Suite aux événements tragiques du bal, Lady Helen s’est enfuie à Brighton chez Lady Margaret et Mr Hammond, les assistants de Lord Carlston. Officiellement elle est dans cette station balnéaire à la mode pour convalescence, en réalité elle va commencer son entraînement de Vigilante.
Hélas, la ville reçoit bientôt toute la bonne société, et elle croise le Carlin et sa mère qui l’invite à une fête, mais aussi Lord Selburn qui n’a pas renoncé à l’épouser !
Elle croit également reconnaitre dans la rue des Abuseurs, et elle rencontre Pike, le nouveau secrétaire d’Etat et chef du Club, un ancien Terrène, un homme aigri qui déteste Carlston, et semble déterminé à la monter contre lui. D’autant que le beau et mystérieux Lord Carlston dépérit, en proie aux restes démoniques qui demeurent dans le Vigilant à chaque réveil d’un Rejeton...



Relire la chronique du tome 1 : « Le Club des Mauvais Jours »

Après la découverte des Abuseurs et des Vigilants, place aux choses sérieuses : Lady Helen n’est plus une naïve jeune fille, les événements du printemps 1812 lui ont ouvert les yeux sur beaucoup de choses. Et ont mis fin à certains de ses projets de jeune fille de bonne famille. Rejetée par son oncle, fuyant lord Selburn qu’elle ne peut plus épouser sans le mettre en danger, elle a choisi de marcher dans les pas de sa mère et de devenir une Vigilante, sans doute très puissante puisque son père l’était également. Cette double ascendance fait d’elle l’Héritière, et annonce également la venue d’un Abuseur Suprême auquel une partie du Club, Pike le premier, ne croit pas.

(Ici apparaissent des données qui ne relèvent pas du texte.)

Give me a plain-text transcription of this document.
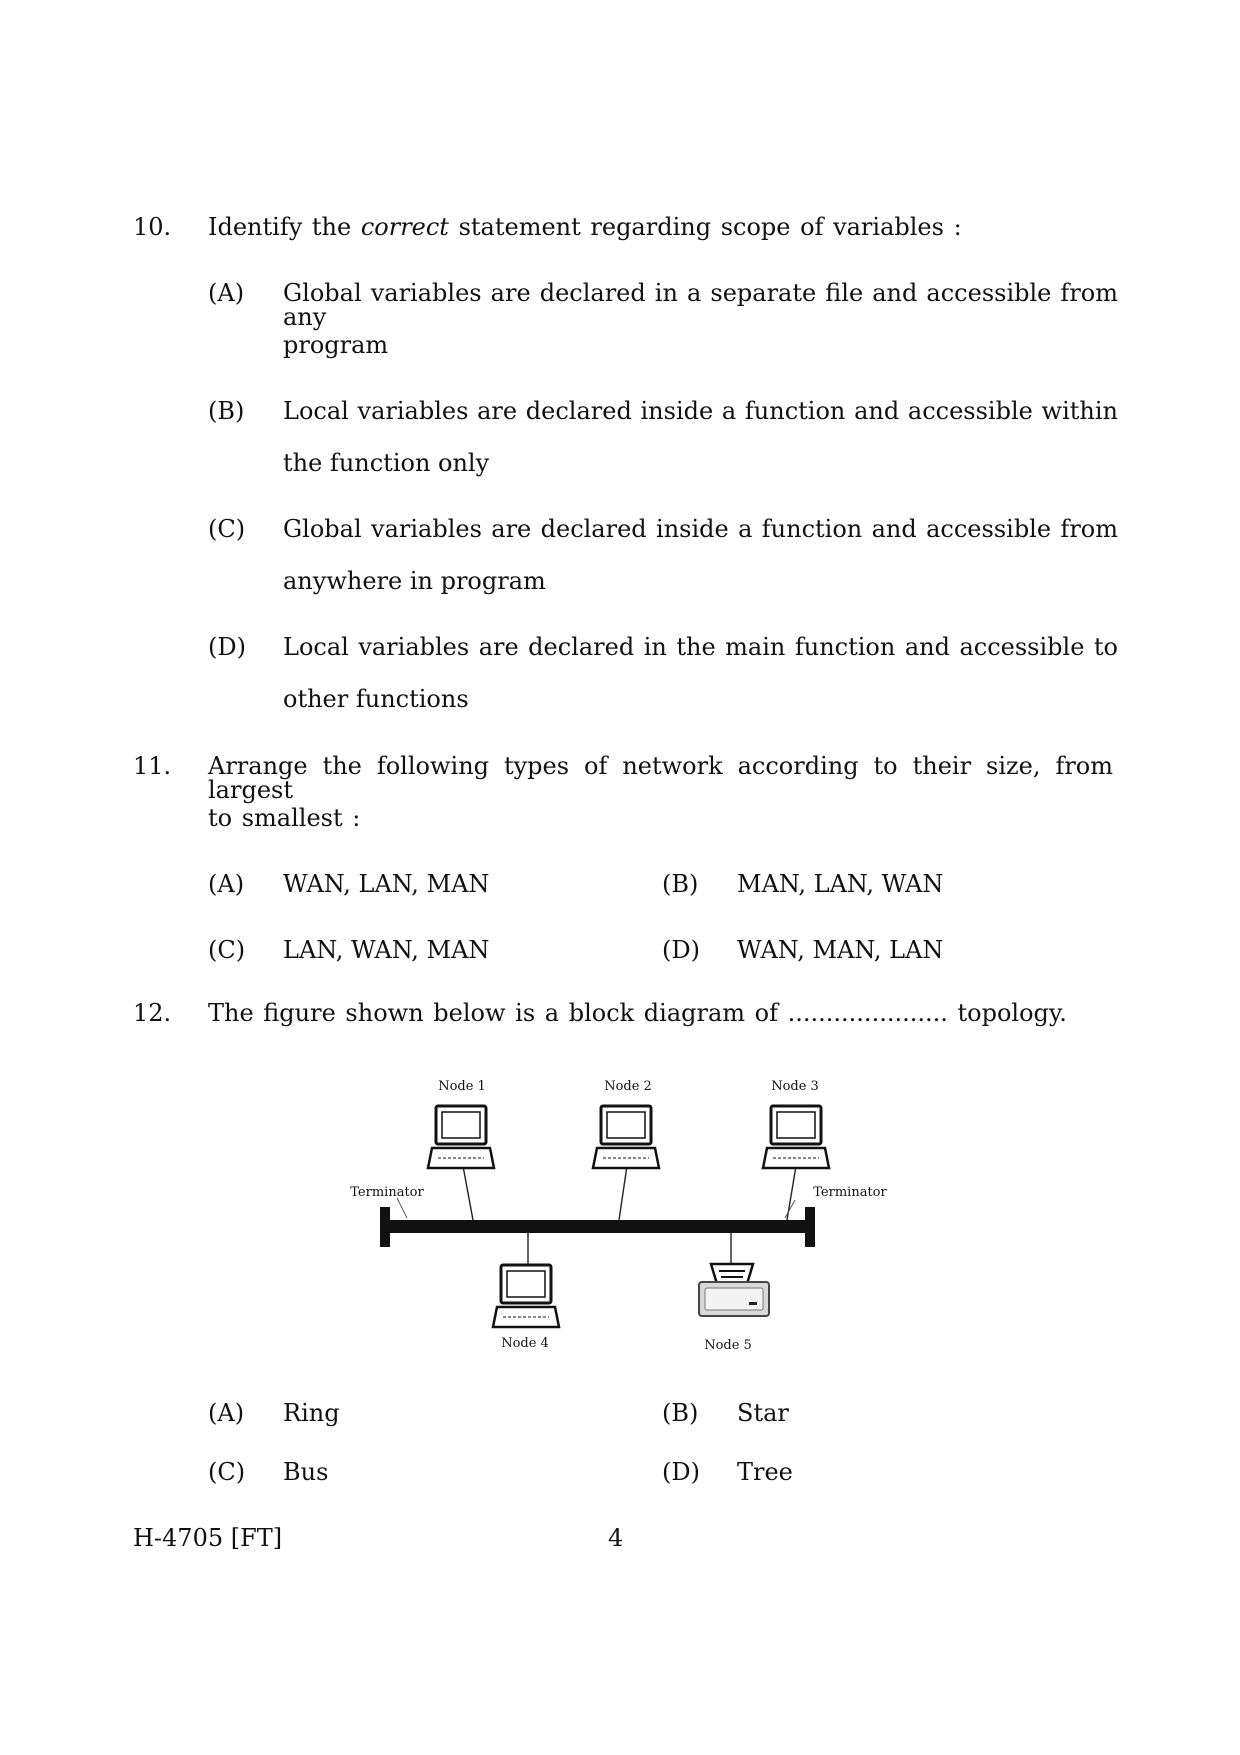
10. Identify the correct statement regarding scope of variables :
(A) Global variables are declared in a separate file and accessible from any
program
(B) Local variables are declared inside a function and accessible within
the function only
(C) Global variables are declared inside a function and accessible from
anywhere in program
(D) Local variables are declared in the main function and accessible to
other functions
11. Arrange the following types of network according to their size, from largest
to smallest :
(A) WAN, LAN, MAN	(B) MAN, LAN, WAN
(C) LAN, WAN, MAN	(D) WAN, MAN, LAN
12. The figure shown below is a block diagram of ..................... topology.
Node 1	Node 2	Node 3
Node 4	Node 5
Terminator	Terminator
(A) Ring	(B) Star
(C) Bus	(D) Tree
H-4705 [FT]	4
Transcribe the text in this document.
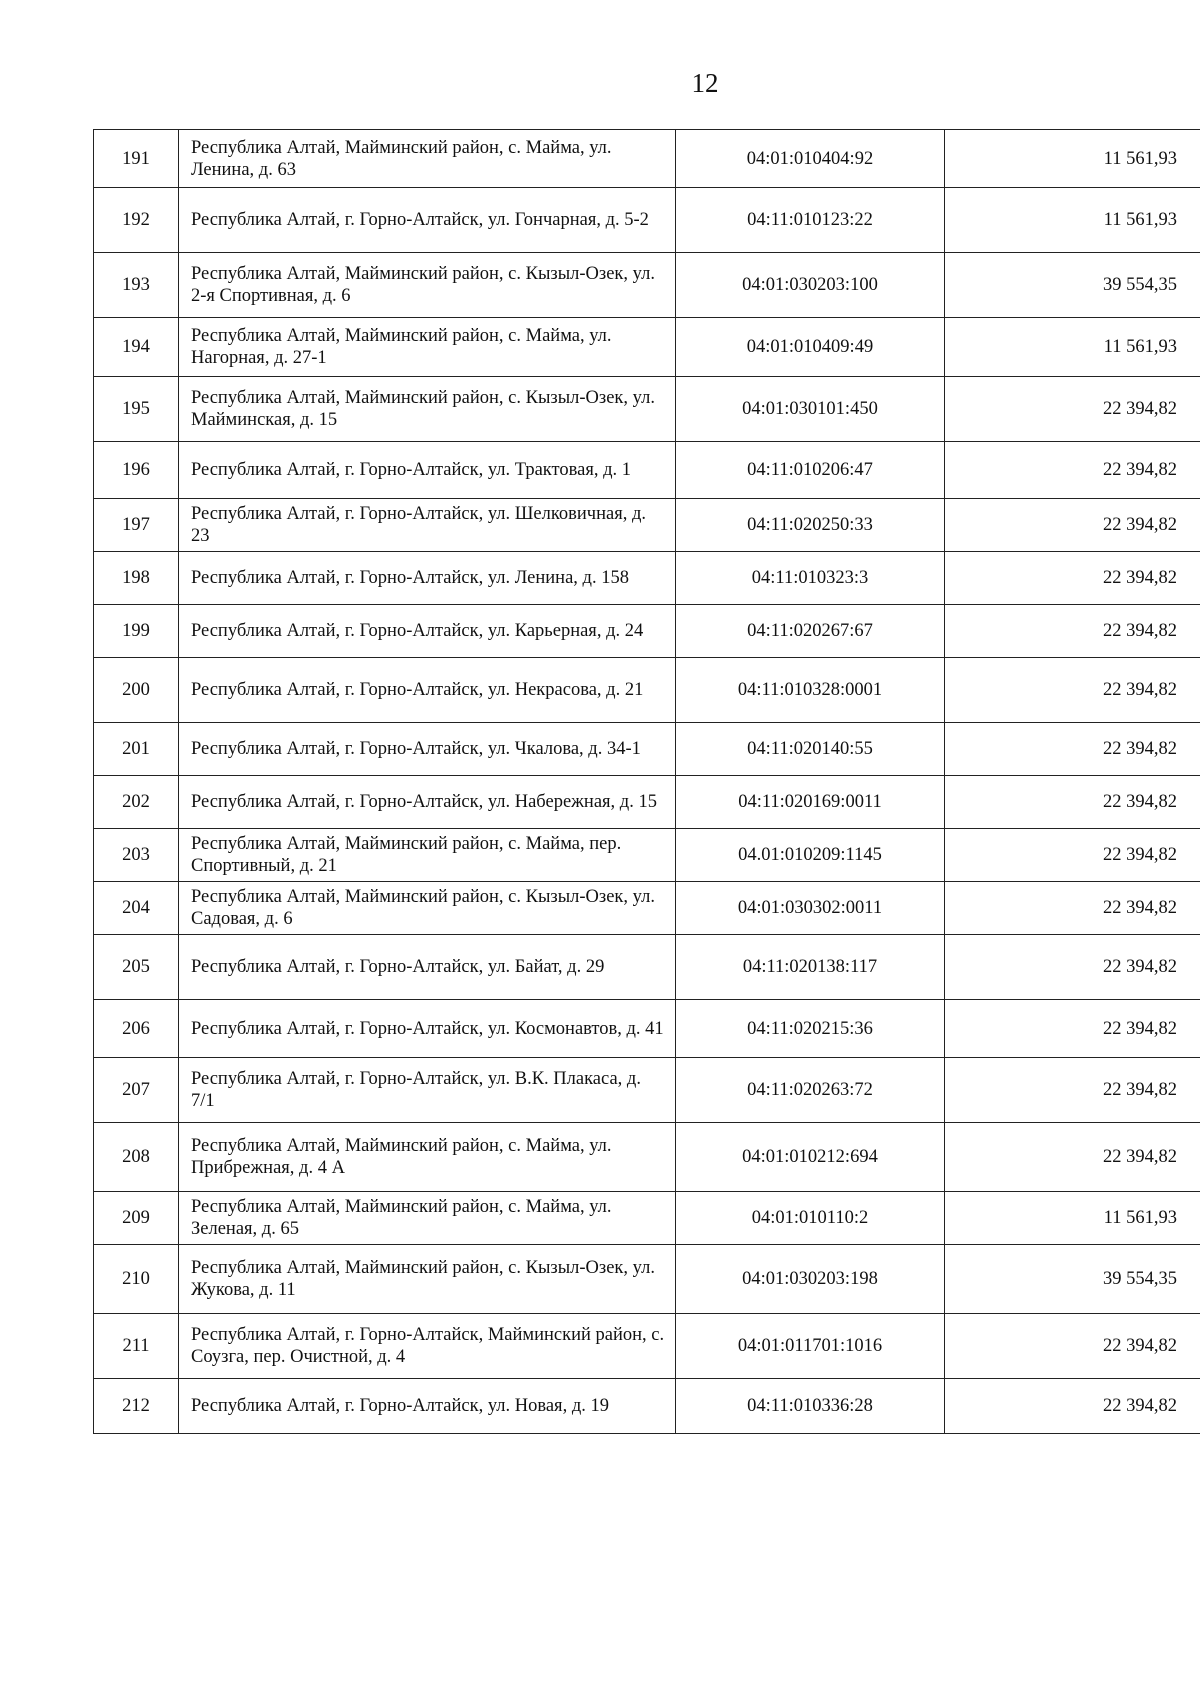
12
191	Республика Алтай, Майминский район, с. Майма, ул. Ленина, д. 63	04:01:010404:92	11 561,93
192	Республика Алтай, г. Горно-Алтайск, ул. Гончарная, д. 5-2	04:11:010123:22	11 561,93
193	Республика Алтай, Майминский район, с. Кызыл-Озек, ул. 2-я Спортивная, д. 6	04:01:030203:100	39 554,35
194	Республика Алтай, Майминский район, с. Майма, ул. Нагорная, д. 27-1	04:01:010409:49	11 561,93
195	Республика Алтай, Майминский район, с. Кызыл-Озек, ул. Майминская, д. 15	04:01:030101:450	22 394,82
196	Республика Алтай, г. Горно-Алтайск, ул. Трактовая, д. 1	04:11:010206:47	22 394,82
197	Республика Алтай, г. Горно-Алтайск, ул. Шелковичная, д. 23	04:11:020250:33	22 394,82
198	Республика Алтай, г. Горно-Алтайск, ул. Ленина, д. 158	04:11:010323:3	22 394,82
199	Республика Алтай, г. Горно-Алтайск, ул. Карьерная, д. 24	04:11:020267:67	22 394,82
200	Республика Алтай, г. Горно-Алтайск, ул. Некрасова, д. 21	04:11:010328:0001	22 394,82
201	Республика Алтай, г. Горно-Алтайск, ул. Чкалова, д. 34-1	04:11:020140:55	22 394,82
202	Республика Алтай, г. Горно-Алтайск, ул. Набережная, д. 15	04:11:020169:0011	22 394,82
203	Республика Алтай, Майминский район, с. Майма, пер. Спортивный, д. 21	04.01:010209:1145	22 394,82
204	Республика Алтай, Майминский район, с. Кызыл-Озек, ул. Садовая, д. 6	04:01:030302:0011	22 394,82
205	Республика Алтай, г. Горно-Алтайск, ул. Байат, д. 29	04:11:020138:117	22 394,82
206	Республика Алтай, г. Горно-Алтайск, ул. Космонавтов, д. 41	04:11:020215:36	22 394,82
207	Республика Алтай, г. Горно-Алтайск, ул. В.К. Плакаса, д. 7/1	04:11:020263:72	22 394,82
208	Республика Алтай, Майминский район, с. Майма, ул. Прибрежная, д. 4 А	04:01:010212:694	22 394,82
209	Республика Алтай, Майминский район, с. Майма, ул. Зеленая, д. 65	04:01:010110:2	11 561,93
210	Республика Алтай, Майминский район, с. Кызыл-Озек, ул. Жукова, д. 11	04:01:030203:198	39 554,35
211	Республика Алтай, г. Горно-Алтайск, Майминский район, с. Соузга, пер. Очистной, д. 4	04:01:011701:1016	22 394,82
212	Республика Алтай, г. Горно-Алтайск, ул. Новая, д. 19	04:11:010336:28	22 394,82
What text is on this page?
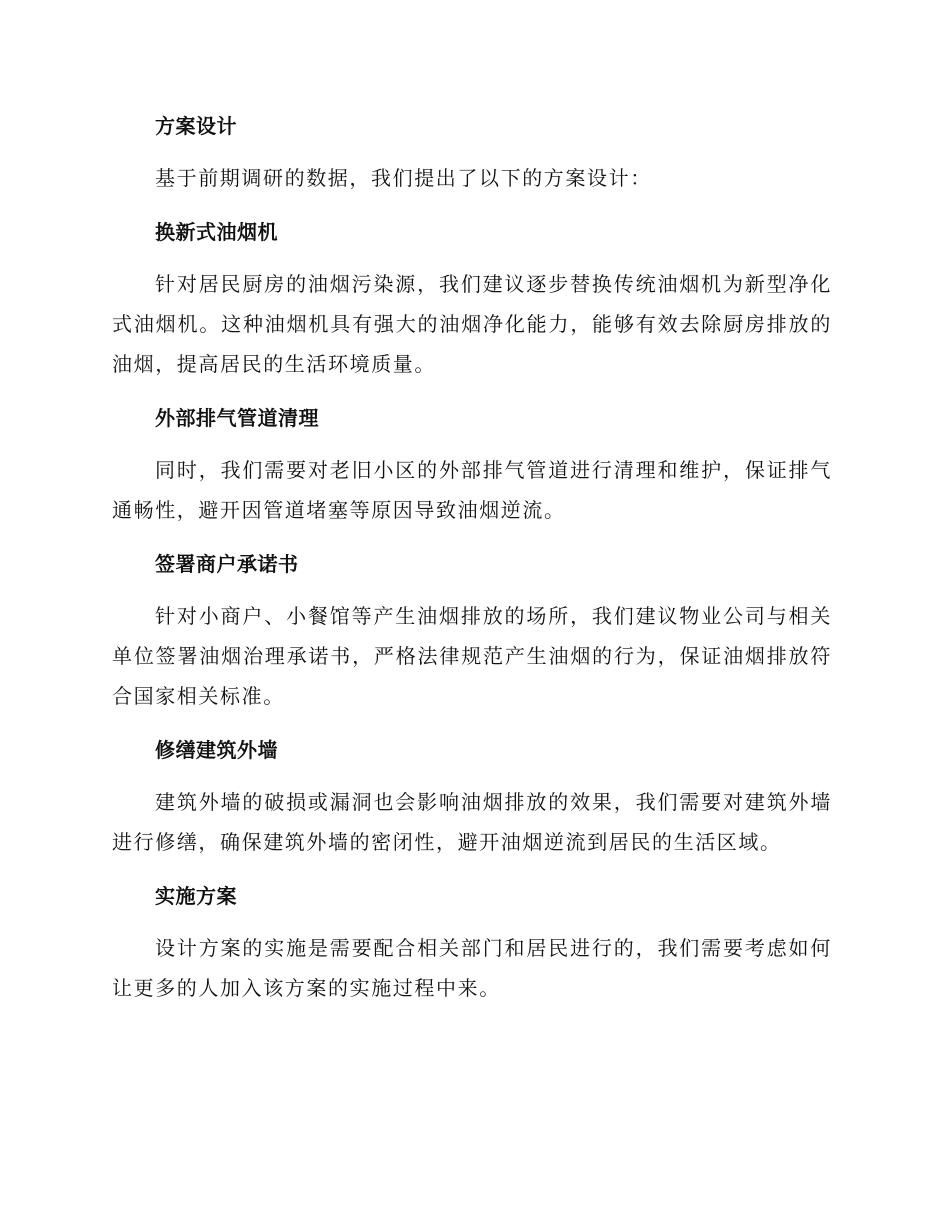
方案设计

基于前期调研的数据，我们提出了以下的方案设计：

换新式油烟机

针对居民厨房的油烟污染源，我们建议逐步替换传统油烟机为新型净化式油烟机。这种油烟机具有强大的油烟净化能力，能够有效去除厨房排放的油烟，提高居民的生活环境质量。

外部排气管道清理

同时，我们需要对老旧小区的外部排气管道进行清理和维护，保证排气通畅性，避开因管道堵塞等原因导致油烟逆流。

签署商户承诺书

针对小商户、小餐馆等产生油烟排放的场所，我们建议物业公司与相关单位签署油烟治理承诺书，严格法律规范产生油烟的行为，保证油烟排放符合国家相关标准。

修缮建筑外墙

建筑外墙的破损或漏洞也会影响油烟排放的效果，我们需要对建筑外墙进行修缮，确保建筑外墙的密闭性，避开油烟逆流到居民的生活区域。

实施方案

设计方案的实施是需要配合相关部门和居民进行的，我们需要考虑如何让更多的人加入该方案的实施过程中来。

Dans l’abri relatif de Brighton, Helen commence donc un entrainement intensif sous la direction de Carlston. Cela va du combat à l’usage de ses sens développés de Vigilante, mais aussi au travestissement en homme. N’oublions pas que nous somme au début du XIXe siècle, les hommes jouissent d’une liberté de mouvement bien supérieure, tant sociale que vestimentaire ! On a droit à deux belle pages où Helen et Darby découvrent ses nouvelles tenues et leurs avantages comme leurs inconvénients (culotte montante ajustée, chemise, veston, etc.) dont l’enfilage qui demande, comme pour les dames, l’assistance d’un valet de chambre. Helen doit également sacrifier sa belle chevelure, trop longue pour un homme. Mais sa nouvelle apparence va lui permettre de naviguer presque à sa guise dans la ville, sans craindre pour sa réputation déjà mise à mal. Alison Goodman réussit à merveille à nous plonger dans son décor XIXe et sa bonne société, prompte aux commérages et aux rumeurs, mais aussi dans ses quartiers plus populaires, crasseux et miséreux, de taverne en maison close (un choc pour notre héroïne !).

L’intrigue de ce second volume tourne autour de l’ancien Terrène de Benchley, Lowry, un homme aussi brutal que son ancien maître était cruel. Il a conservé le journal de Benchley, qui recèle nombre de secrets sur des gens haut placés, et des informations vitales pour les Vigilants. Peut-être la raison de la mort de la mère de Lady Helen. Pike tient à tout prix à mettre la main dessus, et charge Helen et Hammond de l’obtenir, en cachette de Carlston. La rivalité entre les deux hommes est très forte : Pike, déclinant depuis la mort de son maître, veut prendre l’ascendant sur le lord charismatique, et n’hésite pas à brandir sa faiblesse actuelle, signe évident de sa folie imminente, pour tenter de l’écarter... définitivement.
Lorsque durant le bal du Carlin, Carlston négocie avec un vieil Abuseur des informations sur son mal, il apprend l’existence du journal, compliquant les plans d’Helen pour s’en emparer. De plus, elle doit mentir à tout le monde, car Lowry a changé son prix : il veut redevenir un Terrène, le sien ! une idée qui révulse la jeune fille. Pour l’apprentie Vigilante, c’est une course contre la montre. Et si son allégence - et son amour - va à lord Carlston, dont certains arrangements avec la loi l’étonnent un peu, elle doit demeurer fidèle au Club. Elle peut heureusement compter sur Hammond, mais pas sur sa soeur Margaret, elle aussi amoureuse de Carlston et très protectrice.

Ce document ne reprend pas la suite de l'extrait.